Kuhlman, meanwhile, said he does not believe that stricter gun laws would mitigate the problem because people intent on committing violence could break into homes or cars to steal weapons.

“They’re going to have them regardless, they’ll find a way,” he said. “Unless we as citizens have them, we’re going to be at their mercy.”

Tela Johnson, a mother whose 16-year-old son died in an August shooting in Fifth Ward, said she wants a stricter gun law or an outreach program to educate kids and communities about the consequences that stem from mishandling guns, which are widely available.

“You can buy them off the street, you can buy them at the stores, they’re passed down,” the mother said.

‘Stranger to nobody’

Johnson, 38, knows the deadly consequences all too well.

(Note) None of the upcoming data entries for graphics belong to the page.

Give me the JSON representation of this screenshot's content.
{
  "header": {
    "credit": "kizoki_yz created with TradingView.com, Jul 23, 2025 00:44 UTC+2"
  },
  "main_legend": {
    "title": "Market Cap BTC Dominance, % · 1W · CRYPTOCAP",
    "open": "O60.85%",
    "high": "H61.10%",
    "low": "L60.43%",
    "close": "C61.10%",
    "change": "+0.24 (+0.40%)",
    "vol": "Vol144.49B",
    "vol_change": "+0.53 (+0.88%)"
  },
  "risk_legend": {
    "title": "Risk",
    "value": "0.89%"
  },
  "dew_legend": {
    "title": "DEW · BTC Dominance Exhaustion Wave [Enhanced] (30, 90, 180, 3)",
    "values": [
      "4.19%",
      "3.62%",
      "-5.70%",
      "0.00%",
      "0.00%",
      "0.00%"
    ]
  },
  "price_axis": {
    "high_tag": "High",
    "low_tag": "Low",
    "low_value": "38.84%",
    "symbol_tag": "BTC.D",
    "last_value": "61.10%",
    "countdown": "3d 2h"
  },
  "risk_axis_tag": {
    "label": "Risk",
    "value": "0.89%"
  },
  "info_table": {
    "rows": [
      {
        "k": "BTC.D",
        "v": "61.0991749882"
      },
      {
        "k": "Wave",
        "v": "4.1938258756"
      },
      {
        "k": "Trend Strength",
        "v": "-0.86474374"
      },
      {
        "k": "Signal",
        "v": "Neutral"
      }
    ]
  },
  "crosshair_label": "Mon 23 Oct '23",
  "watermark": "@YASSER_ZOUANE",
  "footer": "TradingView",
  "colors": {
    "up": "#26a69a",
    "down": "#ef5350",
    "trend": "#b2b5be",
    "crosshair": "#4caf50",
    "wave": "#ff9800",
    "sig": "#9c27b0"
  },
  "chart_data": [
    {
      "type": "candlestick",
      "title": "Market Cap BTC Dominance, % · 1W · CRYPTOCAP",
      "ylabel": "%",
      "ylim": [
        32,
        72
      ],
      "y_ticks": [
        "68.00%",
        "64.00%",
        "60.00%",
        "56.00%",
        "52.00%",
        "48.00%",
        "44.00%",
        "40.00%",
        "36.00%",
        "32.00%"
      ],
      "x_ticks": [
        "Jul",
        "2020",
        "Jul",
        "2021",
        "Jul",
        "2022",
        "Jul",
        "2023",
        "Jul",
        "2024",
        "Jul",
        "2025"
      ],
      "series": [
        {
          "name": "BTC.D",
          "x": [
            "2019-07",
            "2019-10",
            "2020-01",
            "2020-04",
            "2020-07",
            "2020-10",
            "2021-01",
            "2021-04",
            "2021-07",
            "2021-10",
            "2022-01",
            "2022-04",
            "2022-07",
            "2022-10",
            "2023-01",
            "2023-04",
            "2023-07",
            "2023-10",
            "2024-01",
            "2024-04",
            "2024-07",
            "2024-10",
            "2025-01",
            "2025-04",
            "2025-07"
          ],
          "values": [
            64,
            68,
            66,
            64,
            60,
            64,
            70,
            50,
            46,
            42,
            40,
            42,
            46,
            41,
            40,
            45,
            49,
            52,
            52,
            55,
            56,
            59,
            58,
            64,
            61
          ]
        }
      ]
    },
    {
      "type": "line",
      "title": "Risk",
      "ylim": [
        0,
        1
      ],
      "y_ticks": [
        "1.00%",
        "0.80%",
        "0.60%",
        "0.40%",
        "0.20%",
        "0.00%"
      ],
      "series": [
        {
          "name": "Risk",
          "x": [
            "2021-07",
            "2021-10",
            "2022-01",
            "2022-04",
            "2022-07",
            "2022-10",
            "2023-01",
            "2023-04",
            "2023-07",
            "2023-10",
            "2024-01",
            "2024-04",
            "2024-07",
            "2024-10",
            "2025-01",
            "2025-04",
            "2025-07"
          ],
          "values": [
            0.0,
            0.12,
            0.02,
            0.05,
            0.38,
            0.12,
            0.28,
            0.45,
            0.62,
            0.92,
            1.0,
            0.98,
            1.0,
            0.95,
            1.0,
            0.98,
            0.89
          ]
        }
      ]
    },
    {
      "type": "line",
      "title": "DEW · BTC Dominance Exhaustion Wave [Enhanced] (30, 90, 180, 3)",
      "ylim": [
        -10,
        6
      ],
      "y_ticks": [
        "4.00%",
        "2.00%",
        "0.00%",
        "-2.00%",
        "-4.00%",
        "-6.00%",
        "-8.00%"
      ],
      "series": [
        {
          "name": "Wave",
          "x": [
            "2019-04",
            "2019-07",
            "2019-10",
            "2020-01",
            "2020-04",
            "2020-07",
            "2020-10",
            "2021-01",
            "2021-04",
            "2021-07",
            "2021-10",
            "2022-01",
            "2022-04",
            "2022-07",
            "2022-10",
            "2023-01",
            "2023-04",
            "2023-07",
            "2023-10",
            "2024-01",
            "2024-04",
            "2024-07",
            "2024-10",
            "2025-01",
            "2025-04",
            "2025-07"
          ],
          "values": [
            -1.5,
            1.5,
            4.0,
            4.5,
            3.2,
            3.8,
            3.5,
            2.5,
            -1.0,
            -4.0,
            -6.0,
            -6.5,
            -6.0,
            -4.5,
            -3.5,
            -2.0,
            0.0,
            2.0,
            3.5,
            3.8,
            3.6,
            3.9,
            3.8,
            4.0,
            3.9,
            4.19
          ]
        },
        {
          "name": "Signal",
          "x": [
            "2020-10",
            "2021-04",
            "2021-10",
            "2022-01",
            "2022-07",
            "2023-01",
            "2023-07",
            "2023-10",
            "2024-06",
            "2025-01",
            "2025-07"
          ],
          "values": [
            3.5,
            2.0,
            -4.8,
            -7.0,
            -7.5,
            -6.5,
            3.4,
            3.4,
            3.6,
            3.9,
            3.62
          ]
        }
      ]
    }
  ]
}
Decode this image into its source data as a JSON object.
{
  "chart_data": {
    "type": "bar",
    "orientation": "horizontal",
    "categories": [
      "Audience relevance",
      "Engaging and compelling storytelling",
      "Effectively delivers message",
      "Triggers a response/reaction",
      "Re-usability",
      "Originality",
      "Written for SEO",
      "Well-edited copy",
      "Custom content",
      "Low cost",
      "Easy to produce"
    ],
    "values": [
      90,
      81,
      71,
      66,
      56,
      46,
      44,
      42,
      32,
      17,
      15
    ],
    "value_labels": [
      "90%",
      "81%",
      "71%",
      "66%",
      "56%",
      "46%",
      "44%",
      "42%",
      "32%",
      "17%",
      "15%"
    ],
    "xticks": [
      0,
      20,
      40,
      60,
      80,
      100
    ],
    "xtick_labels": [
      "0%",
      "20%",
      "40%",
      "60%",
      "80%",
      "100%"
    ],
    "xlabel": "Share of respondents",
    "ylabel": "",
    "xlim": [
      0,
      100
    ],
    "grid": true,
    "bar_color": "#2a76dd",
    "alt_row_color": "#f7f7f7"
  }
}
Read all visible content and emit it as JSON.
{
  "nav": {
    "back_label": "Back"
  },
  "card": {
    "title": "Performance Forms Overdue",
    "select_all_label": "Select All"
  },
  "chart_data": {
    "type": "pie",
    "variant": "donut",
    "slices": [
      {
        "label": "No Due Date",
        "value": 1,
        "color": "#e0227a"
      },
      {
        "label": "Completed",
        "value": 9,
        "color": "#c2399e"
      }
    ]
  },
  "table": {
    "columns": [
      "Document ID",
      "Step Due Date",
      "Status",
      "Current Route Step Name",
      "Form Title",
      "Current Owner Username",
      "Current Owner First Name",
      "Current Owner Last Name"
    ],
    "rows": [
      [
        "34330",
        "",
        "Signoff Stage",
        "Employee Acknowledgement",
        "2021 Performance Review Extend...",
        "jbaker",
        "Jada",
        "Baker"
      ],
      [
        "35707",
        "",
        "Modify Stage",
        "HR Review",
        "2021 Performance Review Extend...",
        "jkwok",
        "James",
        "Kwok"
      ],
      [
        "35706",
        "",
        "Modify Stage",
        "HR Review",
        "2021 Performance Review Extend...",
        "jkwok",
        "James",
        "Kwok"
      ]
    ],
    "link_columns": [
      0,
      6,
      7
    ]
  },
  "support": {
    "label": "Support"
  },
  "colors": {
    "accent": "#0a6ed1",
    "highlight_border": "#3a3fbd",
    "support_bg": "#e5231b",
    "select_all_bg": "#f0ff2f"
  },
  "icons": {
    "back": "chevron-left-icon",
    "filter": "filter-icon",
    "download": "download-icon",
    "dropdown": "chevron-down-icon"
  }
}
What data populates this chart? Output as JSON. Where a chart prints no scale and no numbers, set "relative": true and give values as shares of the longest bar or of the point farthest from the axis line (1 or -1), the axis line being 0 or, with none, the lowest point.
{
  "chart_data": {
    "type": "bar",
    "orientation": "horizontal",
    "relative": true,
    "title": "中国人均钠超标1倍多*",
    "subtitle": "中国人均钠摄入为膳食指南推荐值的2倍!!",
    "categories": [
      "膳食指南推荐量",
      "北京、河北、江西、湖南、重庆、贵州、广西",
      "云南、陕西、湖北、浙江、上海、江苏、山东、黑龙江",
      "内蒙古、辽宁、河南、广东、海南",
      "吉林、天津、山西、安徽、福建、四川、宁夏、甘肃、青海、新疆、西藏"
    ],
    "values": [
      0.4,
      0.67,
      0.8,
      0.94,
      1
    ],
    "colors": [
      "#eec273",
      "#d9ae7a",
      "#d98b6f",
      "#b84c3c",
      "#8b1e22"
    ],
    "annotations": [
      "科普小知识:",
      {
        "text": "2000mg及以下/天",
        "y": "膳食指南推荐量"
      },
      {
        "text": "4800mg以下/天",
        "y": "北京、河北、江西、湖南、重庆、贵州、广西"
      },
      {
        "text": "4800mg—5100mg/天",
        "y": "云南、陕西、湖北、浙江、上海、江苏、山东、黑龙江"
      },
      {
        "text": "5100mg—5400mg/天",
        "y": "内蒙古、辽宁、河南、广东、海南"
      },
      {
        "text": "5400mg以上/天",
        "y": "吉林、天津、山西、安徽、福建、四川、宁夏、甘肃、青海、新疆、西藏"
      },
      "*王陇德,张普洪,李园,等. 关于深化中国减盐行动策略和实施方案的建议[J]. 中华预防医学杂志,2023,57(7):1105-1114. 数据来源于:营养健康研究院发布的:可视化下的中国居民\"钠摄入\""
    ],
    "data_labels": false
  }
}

Her brother died at the same age as her son in a drive-by shooting near Homestead Road in northeast Houston.

She watched her mother mourn a child, and now, she is doing the same.

Johnson said her son, Edd-Zavian Galloway, was a smart freshman at Wheatley High School who loved math, tutored middle school kids and hoped to become an architect.

The well-rounded boy had many passions: drawing, fixing dirt bikes and playing basketball at a city park where he also worked as a lifeguard.

“He was like his dad — he wasn’t a stranger to nobody,” Johnson said. “If you knew him, you loved him.”

The family moved from Acres Homes to Fifth Ward after Johnson and her husband lost their jobs during the pandemic.

Gunfire rattled their new neighborhood most nights.

Another blow came in March when Johnson’s husband died from a heart attack. Edd-Zavian started spending more time away from home.

His mother cherished the little moments with her teenage son who loved to make people laugh. One night this summer, she woke up to find him dancing around her room.

“Momma, I love you,” he said.

Edd-Zavian was scrapping metal in the backyard one evening in August when an unknown shooter sped past the home and opened fire.